Sin embargo, esta vez no asistió como musa de moda o invitada en la primera fila, sino para presentar La grieta, su nuevo libro y el proyecto que marca su debut oficial como escritora. Se trata de una faceta que encaja de forma natural con la imagen intelectual y discreta que ha construido durante años.
El traje sastre: el uniforme de una nueva etapa
Para la ocasión, Carlota apostó por un traje sastre azul marino de pantalón amplio y caída relajada, junto con un blazer oversized acompañado por una camisa blanca e impecable. Un look que de entrada parece sencillo, pero que está lleno de intención. El conjunto proyecta autoridad, sobriedad y una elegancia silenciosa que se siente perfectamente alineada con esta nueva etapa profesional.
A diferencia de los vestidos femeninos que suelen dominar ciertos eventos sociales europeos, Casiraghi apostó por una estética más contenida y masculina. El power suit no solo funciona como una tendencia actual y moderna, también comunica seguridad y madurez. Es la clase de vestimenta que no necesita exagerar para imponer presencia.

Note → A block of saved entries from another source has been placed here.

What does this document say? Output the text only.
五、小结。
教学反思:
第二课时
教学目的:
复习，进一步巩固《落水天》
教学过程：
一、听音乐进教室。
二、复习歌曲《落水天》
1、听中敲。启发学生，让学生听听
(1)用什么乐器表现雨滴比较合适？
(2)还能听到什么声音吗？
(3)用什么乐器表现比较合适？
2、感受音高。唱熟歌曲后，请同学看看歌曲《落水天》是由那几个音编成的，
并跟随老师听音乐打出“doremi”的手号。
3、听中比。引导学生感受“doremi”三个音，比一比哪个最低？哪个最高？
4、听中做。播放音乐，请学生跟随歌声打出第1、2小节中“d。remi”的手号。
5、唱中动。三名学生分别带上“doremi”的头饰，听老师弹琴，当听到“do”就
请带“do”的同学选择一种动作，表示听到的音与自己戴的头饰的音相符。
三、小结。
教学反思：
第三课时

Además, el fit relajado del traje aporta modernidad. El blazer ligeramente oversized y el pantalón ancho evocan una elegancia parisina contemporánea, donde el lujo no depende del exceso, sino del corte impecable y la actitud con la que se lleva.
Los detalles que transforman el look
Uno de los elementos más llamativos del estilismo fueron sus arracadas doradas, una elección poco habitual en ella. La hija de Carolina de Mónaco suele inclinarse por accesorios discretos o prácticamente invisibles, por lo que incorporar pendientes de aro aporta un giro interesante: la hace ver más pulida, más presente y ligeramente más atrevida sin traicionar su esencia minimalista. Ese equilibrio es precisamente lo que distingue su estilo. Nunca se siente forzado, nunca excesivo. Incluso cuando introduce novedades, lo hace desde la sutileza.
Moda como narrativa personal
Con la presentación de La grieta —su nuevo libro— Carlota Casiraghi confirma que la moda es una extensión de la personalidad y muestra cómo puede comunicar también la etapa en la que se encuentra una persona. El traje azul marino, la camisa blanca, los zapatos cómodos y las arracadas, son sólo un ejemplo de cómo la narrativa acompaña su evolución.
Ya no solo vemos a una royal ligada al universo ecuestre, filosófico o a las primeras filas de desfiles. Ahora vemos a una autora entrando a escena con seguridad, inteligencia y un estilo coherente.